GPU tests are skipped automatically when no GPU is available. All new code must have tests. Aim for at least 80% coverage on new packages.

Code Style

Formatting and Linting

  • gofmt — all code must be formatted with gofmt
  • goimports — imports must be organized (stdlib, external, internal)
  • golangci-lint — run golangci-lint run before submitting

Go Conventions

  • Follow standard Go naming: PascalCase for exported symbols, camelCase for unexported
  • Use table-driven tests with t.Run subtests
  • Write documentation comments for all exported functions, types, and methods
  • Use generics with [T tensor.Numeric] constraints — avoid type-specific code where generics work

Commit Conventions

We use Conventional Commits for automated versioning with release-please.

Format

<type>(<scope>): <description>

[optional body]

[optional footer(s)]

Types

Type Description
feat A new feature
fix A bug fix
perf A performance improvement
docs Documentation only changes
test Adding or correcting tests
chore Maintenance tasks, CI, dependencies
refactor Code change that neither fixes a bug nor adds a feature

Examples

feat(compute): add ROCm backend for Engine[T]
fix(graph): correct topological sort for diamond dependencies
perf(cuda): fuse elementwise ops in CUDA graph capture
docs(tensor): document memory layout for quantized types
test(device): add multi-GPU allocation tests

Pull Request Process

  1. One logical change per PR — keep PRs focused and reviewable
  2. Branch from main and keep your branch up to date with rebase
  3. All CI checks must pass — tests, linting, formatting
  4. Rebase and merge — we do not use squash merges or merge commits
  5. Reference related issues — use Fixes #123 or Closes #123 in the PR description
  6. Respond to review feedback promptly

Before Submitting

go test ./...
go test -race ./...
go vet ./...
golangci-lint run

Issue Reporting

Bug Reports

Please include:

  • Description: Clear summary of the bug
  • Steps to reproduce: Minimal code or commands to trigger the issue
  • Expected behavior: What should happen
  • Actual behavior: What happens instead
  • Environment: Go version, OS, architecture, GPU model and driver version (if GPU-related)

Feature Requests

Please include:

  • Problem statement: What problem does this solve?
  • Proposed solution: How should it work?
  • Alternatives considered: Other approaches you thought about
  • Use case: How would you use this feature in practice?

Good First Issues

Look for issues labeled good first issue on GitHub. These are scoped, well-defined tasks suitable for new contributors.

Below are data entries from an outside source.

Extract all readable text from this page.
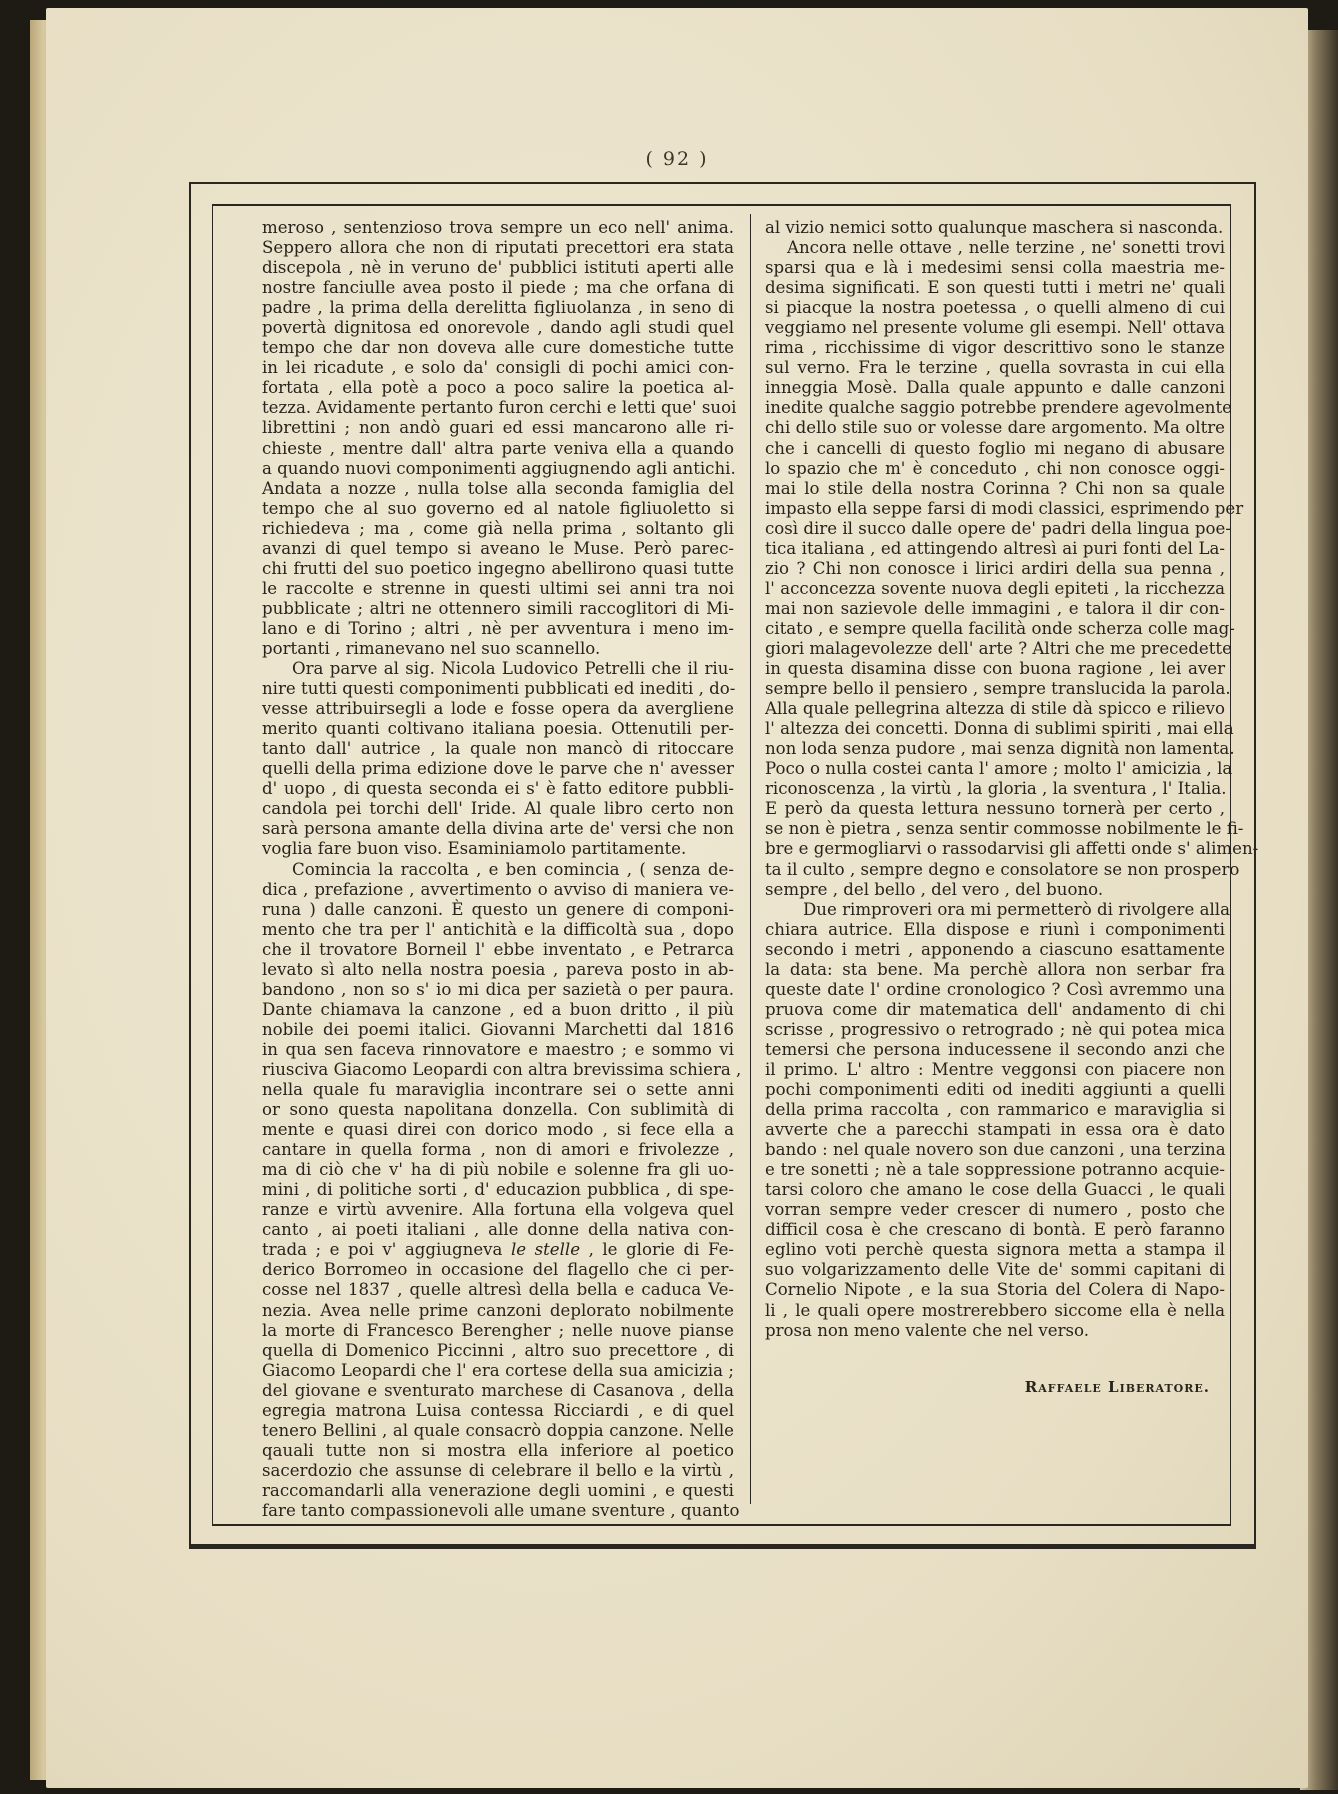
( 92 )
meroso , sentenzioso trova sempre un eco nell' anima.
Seppero allora che non di riputati precettori era stata
discepola , nè in veruno de' pubblici istituti aperti alle
nostre fanciulle avea posto il piede ; ma che orfana di
padre , la prima della derelitta figliuolanza , in seno di
povertà dignitosa ed onorevole , dando agli studi quel
tempo che dar non doveva alle cure domestiche tutte
in lei ricadute , e solo da' consigli di pochi amici con-
fortata , ella potè a poco a poco salire la poetica al-
tezza. Avidamente pertanto furon cerchi e letti que' suoi
librettini ; non andò guari ed essi mancarono alle ri-
chieste , mentre dall' altra parte veniva ella a quando
a quando nuovi componimenti aggiugnendo agli antichi.
Andata a nozze , nulla tolse alla seconda famiglia del
tempo che al suo governo ed al natole figliuoletto si
richiedeva ; ma , come già nella prima , soltanto gli
avanzi di quel tempo si aveano le Muse. Però parec-
chi frutti del suo poetico ingegno abellirono quasi tutte
le raccolte e strenne in questi ultimi sei anni tra noi
pubblicate ; altri ne ottennero simili raccoglitori di Mi-
lano e di Torino ; altri , nè per avventura i meno im-
portanti , rimanevano nel suo scannello.
Ora parve al sig. Nicola Ludovico Petrelli che il riu-
nire tutti questi componimenti pubblicati ed inediti , do-
vesse attribuirsegli a lode e fosse opera da avergliene
merito quanti coltivano italiana poesia. Ottenutili per-
tanto dall' autrice , la quale non mancò di ritoccare
quelli della prima edizione dove le parve che n' avesser
d' uopo , di questa seconda ei s' è fatto editore pubbli-
candola pei torchi dell' Iride. Al quale libro certo non
sarà persona amante della divina arte de' versi che non
voglia fare buon viso. Esaminiamolo partitamente.
Comincia la raccolta , e ben comincia , ( senza de-
dica , prefazione , avvertimento o avviso di maniera ve-
runa ) dalle canzoni. È questo un genere di componi-
mento che tra per l' antichità e la difficoltà sua , dopo
che il trovatore Borneil l' ebbe inventato , e Petrarca
levato sì alto nella nostra poesia , pareva posto in ab-
bandono , non so s' io mi dica per sazietà o per paura.
Dante chiamava la canzone , ed a buon dritto , il più
nobile dei poemi italici. Giovanni Marchetti dal 1816
in qua sen faceva rinnovatore e maestro ; e sommo vi
riusciva Giacomo Leopardi con altra brevissima schiera ,
nella quale fu maraviglia incontrare sei o sette anni
or sono questa napolitana donzella. Con sublimità di
mente e quasi direi con dorico modo , si fece ella a
cantare in quella forma , non di amori e frivolezze ,
ma di ciò che v' ha di più nobile e solenne fra gli uo-
mini , di politiche sorti , d' educazion pubblica , di spe-
ranze e virtù avvenire. Alla fortuna ella volgeva quel
canto , ai poeti italiani , alle donne della nativa con-
trada ; e poi v' aggiugneva le stelle , le glorie di Fe-
derico Borromeo in occasione del flagello che ci per-
cosse nel 1837 , quelle altresì della bella e caduca Ve-
nezia. Avea nelle prime canzoni deplorato nobilmente
la morte di Francesco Berengher ; nelle nuove pianse
quella di Domenico Piccinni , altro suo precettore , di
Giacomo Leopardi che l' era cortese della sua amicizia ;
del giovane e sventurato marchese di Casanova , della
egregia matrona Luisa contessa Ricciardi , e di quel
tenero Bellini , al quale consacrò doppia canzone. Nelle
qauali tutte non si mostra ella inferiore al poetico
sacerdozio che assunse di celebrare il bello e la virtù ,
raccomandarli alla venerazione degli uomini , e questi
fare tanto compassionevoli alle umane sventure , quanto
al vizio nemici sotto qualunque maschera si nasconda.
Ancora nelle ottave , nelle terzine , ne' sonetti trovi
sparsi qua e là i medesimi sensi colla maestria me-
desima significati. E son questi tutti i metri ne' quali
si piacque la nostra poetessa , o quelli almeno di cui
veggiamo nel presente volume gli esempi. Nell' ottava
rima , ricchissime di vigor descrittivo sono le stanze
sul verno. Fra le terzine , quella sovrasta in cui ella
inneggia Mosè. Dalla quale appunto e dalle canzoni
inedite qualche saggio potrebbe prendere agevolmente
chi dello stile suo or volesse dare argomento. Ma oltre
che i cancelli di questo foglio mi negano di abusare
lo spazio che m' è conceduto , chi non conosce oggi-
mai lo stile della nostra Corinna ? Chi non sa quale
impasto ella seppe farsi di modi classici, esprimendo per
così dire il succo dalle opere de' padri della lingua poe-
tica italiana , ed attingendo altresì ai puri fonti del La-
zio ? Chi non conosce i lirici ardiri della sua penna ,
l' acconcezza sovente nuova degli epiteti , la ricchezza
mai non sazievole delle immagini , e talora il dir con-
citato , e sempre quella facilità onde scherza colle mag-
giori malagevolezze dell' arte ? Altri che me precedette
in questa disamina disse con buona ragione , lei aver
sempre bello il pensiero , sempre translucida la parola.
Alla quale pellegrina altezza di stile dà spicco e rilievo
l' altezza dei concetti. Donna di sublimi spiriti , mai ella
non loda senza pudore , mai senza dignità non lamenta.
Poco o nulla costei canta l' amore ; molto l' amicizia , la
riconoscenza , la virtù , la gloria , la sventura , l' Italia.
E però da questa lettura nessuno tornerà per certo ,
se non è pietra , senza sentir commosse nobilmente le fi-
bre e germogliarvi o rassodarvisi gli affetti onde s' alimen-
ta il culto , sempre degno e consolatore se non prospero
sempre , del bello , del vero , del buono.
Due rimproveri ora mi permetterò di rivolgere alla
chiara autrice. Ella dispose e riunì i componimenti
secondo i metri , apponendo a ciascuno esattamente
la data: sta bene. Ma perchè allora non serbar fra
queste date l' ordine cronologico ? Così avremmo una
pruova come dir matematica dell' andamento di chi
scrisse , progressivo o retrogrado ; nè qui potea mica
temersi che persona inducessene il secondo anzi che
il primo. L' altro : Mentre veggonsi con piacere non
pochi componimenti editi od inediti aggiunti a quelli
della prima raccolta , con rammarico e maraviglia si
avverte che a parecchi stampati in essa ora è dato
bando : nel quale novero son due canzoni , una terzina
e tre sonetti ; nè a tale soppressione potranno acquie-
tarsi coloro che amano le cose della Guacci , le quali
vorran sempre veder crescer di numero , posto che
difficil cosa è che crescano di bontà. E però faranno
eglino voti perchè questa signora metta a stampa il
suo volgarizzamento delle Vite de' sommi capitani di
Cornelio Nipote , e la sua Storia del Colera di Napo-
li , le quali opere mostrerebbero siccome ella è nella
prosa non meno valente che nel verso.
Raffaele Liberatore.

Good areas for first contributions:

  • Adding test coverage for existing packages
  • Documentation improvements
  • CPU compute engine optimizations
  • New numeric type support in tensor/

Key Conventions

These conventions are critical to maintaining consistency across the codebase:

Engine[T] interface is law

All tensor arithmetic must flow through compute.Engine[T]. Never operate on raw slices outside the engine — this enables transparent CPU/GPU switching and CUDA graph capture.

// Good
engine.MatMul(ctx, out, a, b)

// Bad — bypasses the engine, breaks GPU support
for i := range out.Data() {
    out.Data()[i] = a.Data()[i] * b.Data()[i]
}

No CGo by default

GPU bindings use purego/dlopen. A plain go build ./... must compile on any platform without a C compiler. Build tags (cuda, rocm, opencl) are optional and only used for CGo-based alternative paths.

purego GPU bindings

All GPU runtime calls (CUDA, ROCm, OpenCL) are loaded dynamically via purego. This means:

  • Function signatures are declared as Go types and resolved at runtime
  • No #cgo directives or C header includes
  • GPU availability is detected at runtime, not compile time

Assembly SIMD code

ARM NEON and x86 AVX2 assembly lives in internal/xblas/. When writing or modifying assembly:

  • Keep Go fallback implementations in sync
  • Test both assembly and pure-Go paths
  • Use go test -tags noasm to verify the Go fallback

Generics throughout

Use [T tensor.Numeric] constraints. Do not write float32-specific code where generics work.

GPU Runtime Abstraction Layer (GRAL)

The internal/gpuapi/ package provides a unified interface across CUDA, ROCm, and OpenCL. New GPU features should be added through GRAL, not directly to a single backend.